I created my website more because I love writing and I love to teach others. Mountain Blazers is my way of expressing my passion toward backpacking, and teaching backpacking. It’s also a new hiking club in the Carolinas.
My efforts are already paying dividends. After a full summer of leading groups, learning how to better prepare them, helping people struggle through their first tough hike, I have been rewarded. Two of them, a 19 year old female and a 16 year old male, are now experienced hikers. I have confidence these two could head out on their own, on a multi-day section hike, and not only be fine, but enjoy the experience.
Even on that very first trip. Watching the wonderment in eyes new to mountain vistas. On later trips witnessing the sense of accomplishment when returning from a trip which took them beyond their comfort level.
This is what drives me to continue my quest to improve as a trail guide. It is another reason why I created my website. To seek out others who have a desire to learn backpacking.
In August and October I would face other challenges as a trail guide. It would require more than experience to overcome these challenges. My measure as a leader and my physical conditioning would be tested. I discuss this in part two.
I look to 2020 with great anticipation. When I will hopefully take many more people on their first ever wilderness adventure. Or others who’ve been but want to challenge themselves a little further. I’m ready and excited!
Edited by aimless (11/20/1912:30 AM) Edit Reason: removed links to web site (you can websearch for it very easily)
I've done the same thing - and learned many of the lessons you did. I've also had people show up with circus tents, expecting us to show them how to make it fit in their bookbag.
I'm looking forward to reading the next installment.
Several of us here have been group leaders for folks of all ages who are new to backpacking. Let us know if you want feedback after you get all 3 parts posted; also, feel free to ask questions, if you want to. One thing that is not in short supply here is advice!
I'll second what Glenn has said. When we take newbies backpacking, we pretty much provide all the gear. That's the only way to make sure that they have what they need...And we've been doing this long enough that we have equipment for 3-4 other people if we need it.

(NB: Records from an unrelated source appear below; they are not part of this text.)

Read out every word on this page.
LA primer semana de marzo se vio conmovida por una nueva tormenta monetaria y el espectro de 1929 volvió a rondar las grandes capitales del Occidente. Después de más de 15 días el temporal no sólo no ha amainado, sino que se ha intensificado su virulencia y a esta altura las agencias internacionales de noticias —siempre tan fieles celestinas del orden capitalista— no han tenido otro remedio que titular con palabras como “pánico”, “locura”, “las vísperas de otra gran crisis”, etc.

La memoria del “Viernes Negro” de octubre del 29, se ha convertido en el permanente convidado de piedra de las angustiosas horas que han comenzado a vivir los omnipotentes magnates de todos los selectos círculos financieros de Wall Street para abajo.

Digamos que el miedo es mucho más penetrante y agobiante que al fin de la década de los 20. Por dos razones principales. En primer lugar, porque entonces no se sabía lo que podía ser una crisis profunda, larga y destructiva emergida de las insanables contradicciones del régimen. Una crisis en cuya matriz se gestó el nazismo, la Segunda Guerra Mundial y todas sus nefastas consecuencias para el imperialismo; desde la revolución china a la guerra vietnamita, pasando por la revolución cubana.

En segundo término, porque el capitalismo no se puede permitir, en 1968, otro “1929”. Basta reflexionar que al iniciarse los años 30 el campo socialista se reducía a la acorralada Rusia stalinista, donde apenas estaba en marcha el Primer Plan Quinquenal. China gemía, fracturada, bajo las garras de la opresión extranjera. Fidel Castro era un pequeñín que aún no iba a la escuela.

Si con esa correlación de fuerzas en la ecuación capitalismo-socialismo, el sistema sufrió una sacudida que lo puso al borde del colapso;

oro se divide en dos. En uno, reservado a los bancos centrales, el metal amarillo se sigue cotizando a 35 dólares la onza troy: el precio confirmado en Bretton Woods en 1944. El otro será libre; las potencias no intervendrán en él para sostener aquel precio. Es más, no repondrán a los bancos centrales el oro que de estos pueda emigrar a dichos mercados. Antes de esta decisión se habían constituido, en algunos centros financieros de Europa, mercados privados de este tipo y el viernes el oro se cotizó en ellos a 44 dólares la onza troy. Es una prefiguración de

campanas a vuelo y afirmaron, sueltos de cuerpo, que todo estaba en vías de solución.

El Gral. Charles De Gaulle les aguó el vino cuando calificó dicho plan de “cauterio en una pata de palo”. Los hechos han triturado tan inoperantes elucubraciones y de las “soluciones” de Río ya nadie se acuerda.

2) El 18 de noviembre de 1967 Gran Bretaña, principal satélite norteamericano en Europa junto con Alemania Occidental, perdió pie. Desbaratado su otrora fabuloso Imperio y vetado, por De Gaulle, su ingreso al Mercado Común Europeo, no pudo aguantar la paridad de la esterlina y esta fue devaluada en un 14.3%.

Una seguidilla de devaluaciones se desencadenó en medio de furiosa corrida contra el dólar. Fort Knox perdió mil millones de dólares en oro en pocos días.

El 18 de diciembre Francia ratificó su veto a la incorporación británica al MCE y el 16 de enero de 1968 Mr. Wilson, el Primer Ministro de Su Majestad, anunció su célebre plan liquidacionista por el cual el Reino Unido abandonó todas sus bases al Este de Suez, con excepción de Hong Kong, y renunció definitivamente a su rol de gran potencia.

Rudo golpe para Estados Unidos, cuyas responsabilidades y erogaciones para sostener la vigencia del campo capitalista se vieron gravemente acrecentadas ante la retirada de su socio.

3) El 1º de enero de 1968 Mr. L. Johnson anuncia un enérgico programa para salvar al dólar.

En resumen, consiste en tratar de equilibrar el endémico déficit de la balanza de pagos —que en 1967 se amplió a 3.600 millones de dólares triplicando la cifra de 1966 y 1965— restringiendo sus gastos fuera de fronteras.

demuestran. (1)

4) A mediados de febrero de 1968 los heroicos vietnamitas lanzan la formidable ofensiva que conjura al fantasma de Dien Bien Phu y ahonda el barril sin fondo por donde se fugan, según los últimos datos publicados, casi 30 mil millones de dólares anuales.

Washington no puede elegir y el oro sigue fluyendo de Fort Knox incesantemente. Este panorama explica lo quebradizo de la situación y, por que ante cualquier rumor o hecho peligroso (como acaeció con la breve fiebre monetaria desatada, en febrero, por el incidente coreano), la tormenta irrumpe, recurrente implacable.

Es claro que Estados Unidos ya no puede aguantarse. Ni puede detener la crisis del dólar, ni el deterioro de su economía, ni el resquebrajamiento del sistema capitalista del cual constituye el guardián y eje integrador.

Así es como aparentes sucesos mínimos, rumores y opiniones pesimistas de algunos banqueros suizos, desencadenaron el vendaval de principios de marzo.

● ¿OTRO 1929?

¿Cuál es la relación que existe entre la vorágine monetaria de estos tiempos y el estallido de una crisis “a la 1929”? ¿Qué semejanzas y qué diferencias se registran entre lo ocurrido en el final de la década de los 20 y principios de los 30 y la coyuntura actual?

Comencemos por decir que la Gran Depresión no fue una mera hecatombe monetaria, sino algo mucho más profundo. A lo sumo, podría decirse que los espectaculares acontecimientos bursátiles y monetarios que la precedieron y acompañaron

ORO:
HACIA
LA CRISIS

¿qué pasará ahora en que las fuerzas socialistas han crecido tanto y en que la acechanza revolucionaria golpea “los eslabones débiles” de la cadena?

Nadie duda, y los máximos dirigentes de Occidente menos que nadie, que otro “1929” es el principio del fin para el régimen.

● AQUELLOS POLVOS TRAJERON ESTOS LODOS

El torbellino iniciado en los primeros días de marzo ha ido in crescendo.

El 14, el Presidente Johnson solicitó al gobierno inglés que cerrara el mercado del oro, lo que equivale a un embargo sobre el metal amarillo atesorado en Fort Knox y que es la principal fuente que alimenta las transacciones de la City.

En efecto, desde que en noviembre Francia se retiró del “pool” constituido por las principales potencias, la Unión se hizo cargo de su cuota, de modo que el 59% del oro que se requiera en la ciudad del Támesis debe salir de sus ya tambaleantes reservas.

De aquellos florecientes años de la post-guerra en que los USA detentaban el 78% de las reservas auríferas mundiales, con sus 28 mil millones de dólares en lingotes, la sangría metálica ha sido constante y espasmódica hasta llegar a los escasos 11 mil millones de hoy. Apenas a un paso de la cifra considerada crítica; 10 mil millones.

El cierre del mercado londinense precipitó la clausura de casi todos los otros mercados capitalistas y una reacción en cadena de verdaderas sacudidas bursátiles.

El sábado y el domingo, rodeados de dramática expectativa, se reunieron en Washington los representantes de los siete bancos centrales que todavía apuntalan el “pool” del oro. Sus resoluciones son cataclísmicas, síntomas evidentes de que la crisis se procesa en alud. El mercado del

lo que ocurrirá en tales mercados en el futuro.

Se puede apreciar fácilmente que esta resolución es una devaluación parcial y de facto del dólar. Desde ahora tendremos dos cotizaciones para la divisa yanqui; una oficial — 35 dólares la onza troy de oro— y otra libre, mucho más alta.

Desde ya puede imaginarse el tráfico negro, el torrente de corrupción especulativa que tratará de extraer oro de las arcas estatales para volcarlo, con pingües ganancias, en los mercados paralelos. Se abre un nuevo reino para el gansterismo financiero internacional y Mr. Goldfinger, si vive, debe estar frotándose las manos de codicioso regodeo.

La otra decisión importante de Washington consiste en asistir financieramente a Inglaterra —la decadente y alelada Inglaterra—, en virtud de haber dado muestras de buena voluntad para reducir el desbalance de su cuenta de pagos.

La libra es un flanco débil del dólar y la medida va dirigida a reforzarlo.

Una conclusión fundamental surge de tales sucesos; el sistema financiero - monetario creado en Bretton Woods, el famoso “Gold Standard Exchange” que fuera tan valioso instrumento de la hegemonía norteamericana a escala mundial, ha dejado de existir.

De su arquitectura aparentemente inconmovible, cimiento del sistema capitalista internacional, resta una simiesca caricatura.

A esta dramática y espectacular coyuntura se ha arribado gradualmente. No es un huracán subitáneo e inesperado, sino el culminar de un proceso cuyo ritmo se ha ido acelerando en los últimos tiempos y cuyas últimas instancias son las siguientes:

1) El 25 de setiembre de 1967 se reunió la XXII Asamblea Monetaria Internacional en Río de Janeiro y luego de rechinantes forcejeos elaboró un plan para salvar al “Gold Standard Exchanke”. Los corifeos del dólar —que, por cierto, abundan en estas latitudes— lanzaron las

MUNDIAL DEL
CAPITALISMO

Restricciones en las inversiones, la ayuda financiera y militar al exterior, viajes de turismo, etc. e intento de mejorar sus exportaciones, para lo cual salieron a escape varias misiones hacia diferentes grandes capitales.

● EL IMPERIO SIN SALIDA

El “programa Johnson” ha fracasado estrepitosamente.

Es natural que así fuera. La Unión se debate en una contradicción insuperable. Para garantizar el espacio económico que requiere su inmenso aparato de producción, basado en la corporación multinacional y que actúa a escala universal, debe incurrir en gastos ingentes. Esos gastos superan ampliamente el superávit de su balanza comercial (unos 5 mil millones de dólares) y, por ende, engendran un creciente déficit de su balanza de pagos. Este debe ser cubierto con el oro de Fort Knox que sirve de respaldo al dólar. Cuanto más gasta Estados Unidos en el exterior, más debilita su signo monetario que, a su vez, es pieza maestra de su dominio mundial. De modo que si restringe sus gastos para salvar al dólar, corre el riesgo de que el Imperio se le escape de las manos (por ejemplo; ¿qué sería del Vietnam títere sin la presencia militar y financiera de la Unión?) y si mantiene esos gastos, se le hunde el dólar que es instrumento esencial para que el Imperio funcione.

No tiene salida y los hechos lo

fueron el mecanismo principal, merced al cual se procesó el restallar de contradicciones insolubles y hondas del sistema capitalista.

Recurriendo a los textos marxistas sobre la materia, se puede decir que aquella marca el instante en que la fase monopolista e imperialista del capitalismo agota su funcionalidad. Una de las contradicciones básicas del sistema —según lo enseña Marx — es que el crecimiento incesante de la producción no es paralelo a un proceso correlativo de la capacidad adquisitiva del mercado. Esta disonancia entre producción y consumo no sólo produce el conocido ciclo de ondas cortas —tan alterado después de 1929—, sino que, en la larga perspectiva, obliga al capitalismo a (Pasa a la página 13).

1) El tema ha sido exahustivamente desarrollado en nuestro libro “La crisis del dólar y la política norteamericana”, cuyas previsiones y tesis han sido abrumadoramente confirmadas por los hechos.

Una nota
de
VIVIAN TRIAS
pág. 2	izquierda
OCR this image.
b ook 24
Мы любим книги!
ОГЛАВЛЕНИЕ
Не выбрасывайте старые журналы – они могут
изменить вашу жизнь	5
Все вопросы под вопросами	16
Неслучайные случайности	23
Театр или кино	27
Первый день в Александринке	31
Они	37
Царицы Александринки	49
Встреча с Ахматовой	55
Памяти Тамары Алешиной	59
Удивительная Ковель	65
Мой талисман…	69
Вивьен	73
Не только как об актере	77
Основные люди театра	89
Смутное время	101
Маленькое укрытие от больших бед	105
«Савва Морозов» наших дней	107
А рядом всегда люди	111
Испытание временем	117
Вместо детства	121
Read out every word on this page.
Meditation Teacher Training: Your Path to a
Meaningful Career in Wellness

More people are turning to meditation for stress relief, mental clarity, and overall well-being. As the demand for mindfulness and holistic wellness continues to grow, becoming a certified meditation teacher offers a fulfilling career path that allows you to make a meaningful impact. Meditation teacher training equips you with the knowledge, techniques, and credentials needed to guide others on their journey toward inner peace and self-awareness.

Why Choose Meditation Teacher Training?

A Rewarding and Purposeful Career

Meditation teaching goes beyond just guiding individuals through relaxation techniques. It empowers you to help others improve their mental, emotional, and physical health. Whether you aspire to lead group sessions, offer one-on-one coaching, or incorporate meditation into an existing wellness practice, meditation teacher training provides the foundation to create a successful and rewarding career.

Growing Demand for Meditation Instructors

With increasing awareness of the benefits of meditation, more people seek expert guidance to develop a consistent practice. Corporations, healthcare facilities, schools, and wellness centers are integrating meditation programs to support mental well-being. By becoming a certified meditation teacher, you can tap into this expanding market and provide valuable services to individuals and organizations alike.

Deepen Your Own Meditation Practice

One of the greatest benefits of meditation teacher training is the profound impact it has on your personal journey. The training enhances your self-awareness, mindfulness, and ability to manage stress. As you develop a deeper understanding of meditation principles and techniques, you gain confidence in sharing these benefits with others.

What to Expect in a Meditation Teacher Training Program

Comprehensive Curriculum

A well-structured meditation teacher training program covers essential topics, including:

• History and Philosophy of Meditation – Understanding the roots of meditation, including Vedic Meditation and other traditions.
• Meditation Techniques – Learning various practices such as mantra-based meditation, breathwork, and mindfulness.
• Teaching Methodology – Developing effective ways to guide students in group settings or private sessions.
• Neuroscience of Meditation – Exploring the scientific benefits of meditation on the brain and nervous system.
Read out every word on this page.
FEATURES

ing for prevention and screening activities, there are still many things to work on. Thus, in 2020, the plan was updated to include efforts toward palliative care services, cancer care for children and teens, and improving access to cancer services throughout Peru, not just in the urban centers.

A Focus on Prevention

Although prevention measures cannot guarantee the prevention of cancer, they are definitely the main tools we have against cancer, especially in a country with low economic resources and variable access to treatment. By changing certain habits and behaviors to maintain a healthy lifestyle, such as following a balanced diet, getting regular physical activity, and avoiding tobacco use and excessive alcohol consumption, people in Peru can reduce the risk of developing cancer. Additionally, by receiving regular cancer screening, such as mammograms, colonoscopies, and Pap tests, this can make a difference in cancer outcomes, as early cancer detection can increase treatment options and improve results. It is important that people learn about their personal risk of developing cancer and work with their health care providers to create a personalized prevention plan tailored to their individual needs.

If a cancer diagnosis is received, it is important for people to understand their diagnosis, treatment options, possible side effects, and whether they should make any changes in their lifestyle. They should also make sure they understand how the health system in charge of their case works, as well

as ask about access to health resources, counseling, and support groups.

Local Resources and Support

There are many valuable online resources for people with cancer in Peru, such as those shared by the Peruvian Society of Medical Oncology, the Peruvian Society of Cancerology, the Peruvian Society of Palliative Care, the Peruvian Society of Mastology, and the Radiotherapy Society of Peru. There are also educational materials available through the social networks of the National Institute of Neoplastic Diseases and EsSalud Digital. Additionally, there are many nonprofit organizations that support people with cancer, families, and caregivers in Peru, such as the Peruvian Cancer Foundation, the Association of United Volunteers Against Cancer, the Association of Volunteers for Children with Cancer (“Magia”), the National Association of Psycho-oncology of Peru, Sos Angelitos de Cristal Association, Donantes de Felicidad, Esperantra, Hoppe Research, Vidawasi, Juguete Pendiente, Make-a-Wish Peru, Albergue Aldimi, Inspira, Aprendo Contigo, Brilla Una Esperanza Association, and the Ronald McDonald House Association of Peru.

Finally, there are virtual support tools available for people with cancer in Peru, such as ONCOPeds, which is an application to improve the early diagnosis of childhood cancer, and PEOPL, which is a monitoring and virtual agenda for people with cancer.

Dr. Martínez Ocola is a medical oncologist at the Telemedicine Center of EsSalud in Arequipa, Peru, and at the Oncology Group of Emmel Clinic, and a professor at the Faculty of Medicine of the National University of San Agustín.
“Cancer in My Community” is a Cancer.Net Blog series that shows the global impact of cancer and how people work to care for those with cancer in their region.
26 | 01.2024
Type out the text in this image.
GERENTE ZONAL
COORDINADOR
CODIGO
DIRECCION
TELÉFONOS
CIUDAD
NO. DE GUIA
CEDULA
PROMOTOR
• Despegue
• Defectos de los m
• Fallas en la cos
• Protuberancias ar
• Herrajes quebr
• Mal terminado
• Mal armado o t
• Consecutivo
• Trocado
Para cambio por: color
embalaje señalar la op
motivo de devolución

This is giving me a great outlet since all of my trips keep getting canceled due to weather, which might happen again this weekend. When I'm not taking new people out I love to get out and just enjoy a hike. I'm trying for a GA section this weekend, but the outlook isn't too great. I can handle weather, but prefer to avoid cold rain. Yuck.
Thanks again for responding. I hope to get time to read some posts today (between running a coffee shop).